North America’s earliest dinosaur is a 230-million-year-old, chicken-sized Wyomingite

The earliest dinosaur in North America is a Wyomingite. It’s not big and there isn’t much of it, but the importance of the 230-million-year-old Ahvaytum bahndooiveche can hardly be overstated.

Paleontologists from the University of Wisconsin-Madison published a January 8 article revealing North America’s newest and earliest dinosaur. The chicken-sized, bipedal omnivore was found in the Popo-Agie Formation, a Late Triassic rock deposit in western Wyoming.

The specimen is far from complete – just two tiny bones from an animal that would have been just 30cm tall. But they definitely come from a dinosaur.

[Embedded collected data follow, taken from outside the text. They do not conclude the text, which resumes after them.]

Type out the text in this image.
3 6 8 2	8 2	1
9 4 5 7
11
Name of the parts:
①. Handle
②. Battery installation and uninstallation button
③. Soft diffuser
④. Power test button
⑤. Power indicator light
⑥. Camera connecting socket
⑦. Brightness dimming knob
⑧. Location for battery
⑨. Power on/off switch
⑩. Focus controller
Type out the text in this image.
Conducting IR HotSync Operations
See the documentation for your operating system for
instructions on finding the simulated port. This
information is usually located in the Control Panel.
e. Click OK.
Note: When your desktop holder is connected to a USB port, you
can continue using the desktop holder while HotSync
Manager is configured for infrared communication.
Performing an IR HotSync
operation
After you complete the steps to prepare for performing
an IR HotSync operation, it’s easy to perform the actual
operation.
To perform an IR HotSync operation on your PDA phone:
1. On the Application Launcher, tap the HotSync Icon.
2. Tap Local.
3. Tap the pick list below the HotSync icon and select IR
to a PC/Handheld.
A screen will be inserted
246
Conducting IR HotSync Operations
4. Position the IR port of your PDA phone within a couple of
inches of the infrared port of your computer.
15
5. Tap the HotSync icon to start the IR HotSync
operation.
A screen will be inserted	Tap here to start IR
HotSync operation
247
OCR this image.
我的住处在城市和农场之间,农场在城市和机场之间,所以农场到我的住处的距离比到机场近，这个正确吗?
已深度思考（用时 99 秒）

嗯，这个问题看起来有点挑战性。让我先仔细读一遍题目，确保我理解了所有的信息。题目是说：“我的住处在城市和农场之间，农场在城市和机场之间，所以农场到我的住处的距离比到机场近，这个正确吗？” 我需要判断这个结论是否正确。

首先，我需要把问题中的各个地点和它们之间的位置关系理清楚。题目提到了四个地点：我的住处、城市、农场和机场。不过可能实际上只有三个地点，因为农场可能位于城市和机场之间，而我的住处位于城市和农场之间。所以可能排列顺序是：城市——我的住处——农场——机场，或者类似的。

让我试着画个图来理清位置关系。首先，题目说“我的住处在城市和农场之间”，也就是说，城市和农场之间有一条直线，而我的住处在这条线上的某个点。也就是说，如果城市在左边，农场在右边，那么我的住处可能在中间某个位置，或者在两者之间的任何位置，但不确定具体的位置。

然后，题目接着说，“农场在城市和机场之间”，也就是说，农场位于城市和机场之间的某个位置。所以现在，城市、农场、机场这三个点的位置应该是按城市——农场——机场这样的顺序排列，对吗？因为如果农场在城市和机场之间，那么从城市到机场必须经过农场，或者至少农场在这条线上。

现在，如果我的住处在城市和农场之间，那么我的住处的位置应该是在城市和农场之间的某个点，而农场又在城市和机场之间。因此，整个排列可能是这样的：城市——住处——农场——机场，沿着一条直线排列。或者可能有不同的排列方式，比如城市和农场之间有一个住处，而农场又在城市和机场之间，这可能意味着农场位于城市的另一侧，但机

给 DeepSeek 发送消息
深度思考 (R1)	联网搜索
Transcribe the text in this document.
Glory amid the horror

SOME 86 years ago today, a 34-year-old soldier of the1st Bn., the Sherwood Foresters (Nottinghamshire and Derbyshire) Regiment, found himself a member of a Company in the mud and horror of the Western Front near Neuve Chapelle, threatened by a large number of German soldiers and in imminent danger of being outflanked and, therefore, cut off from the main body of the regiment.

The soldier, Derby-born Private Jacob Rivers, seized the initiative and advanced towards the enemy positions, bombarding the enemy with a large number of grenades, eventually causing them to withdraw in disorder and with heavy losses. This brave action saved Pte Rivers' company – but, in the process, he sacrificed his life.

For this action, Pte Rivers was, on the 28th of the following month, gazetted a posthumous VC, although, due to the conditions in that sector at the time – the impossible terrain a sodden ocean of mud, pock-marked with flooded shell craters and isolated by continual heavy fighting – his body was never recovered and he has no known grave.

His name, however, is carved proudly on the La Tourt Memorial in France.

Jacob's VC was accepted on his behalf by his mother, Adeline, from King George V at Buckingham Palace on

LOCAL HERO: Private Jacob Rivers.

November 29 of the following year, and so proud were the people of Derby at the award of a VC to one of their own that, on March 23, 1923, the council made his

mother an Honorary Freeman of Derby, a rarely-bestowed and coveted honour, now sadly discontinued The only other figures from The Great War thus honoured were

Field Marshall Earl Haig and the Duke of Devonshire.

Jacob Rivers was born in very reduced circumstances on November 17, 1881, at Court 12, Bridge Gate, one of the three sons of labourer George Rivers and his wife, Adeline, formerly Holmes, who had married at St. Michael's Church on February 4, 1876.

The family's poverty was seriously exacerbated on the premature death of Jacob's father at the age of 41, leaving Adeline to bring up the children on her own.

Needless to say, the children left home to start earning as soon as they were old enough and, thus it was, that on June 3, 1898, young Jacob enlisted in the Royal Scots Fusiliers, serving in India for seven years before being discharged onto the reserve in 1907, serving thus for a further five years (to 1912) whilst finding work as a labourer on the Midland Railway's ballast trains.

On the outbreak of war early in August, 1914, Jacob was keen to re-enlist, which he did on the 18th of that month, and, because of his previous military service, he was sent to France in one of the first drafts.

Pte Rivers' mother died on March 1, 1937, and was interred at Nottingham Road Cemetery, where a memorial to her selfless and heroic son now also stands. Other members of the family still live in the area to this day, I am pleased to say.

“It’s funny to talk about how we got this exciting new dinosaur, and all we have is a tiny ankle bone the size of our last little finger bone,” says David Lovelace, paleontologist and lead author of the Ahvaytum study, said Cowboy State Daily. “It’s small but mighty.”

Definitely dinosaurs

Wyoming is known worldwide for the quality and quantity of Jurassic and Cretaceous fossils preserved in its rocks. That’s why Lovelace’s research has focused on the much earlier rocks from the Triassic period.

“Wyoming’s Triassic deposits just haven’t had much work done,” he said. “This is one of the things our lab has focused on over the last decade, and the reason it took over ten years to publish this dinosaur.”

The tiny fossils from Ahvaytum were found in 2013. The signature bone of this dinosaur, the holotype specimen, is one of the bones of the dinosaur’s left ankle, called the astragalus.

A second bone, the upper end of a femur, was also identified as belonging to Ahvaytum. Lovelace admits that there is a possibility that the two bones come from two different dinosaurs, but they are undoubtedly dinosaur fossils.

“The ankle bone and femoral head have diagnostic features that define Dinosauria,” he said. “We are very lucky to have these two bones in particular because that is how we knew we had a dinosaur.”

The shape and structure of the bones differ significantly from those of the amphibians and other reptiles that Lovelace studied and described in the Popo-Agie Formation. They show that Ahvaytum walked on two legs, while most of his larger contemporaries were quadrupeds.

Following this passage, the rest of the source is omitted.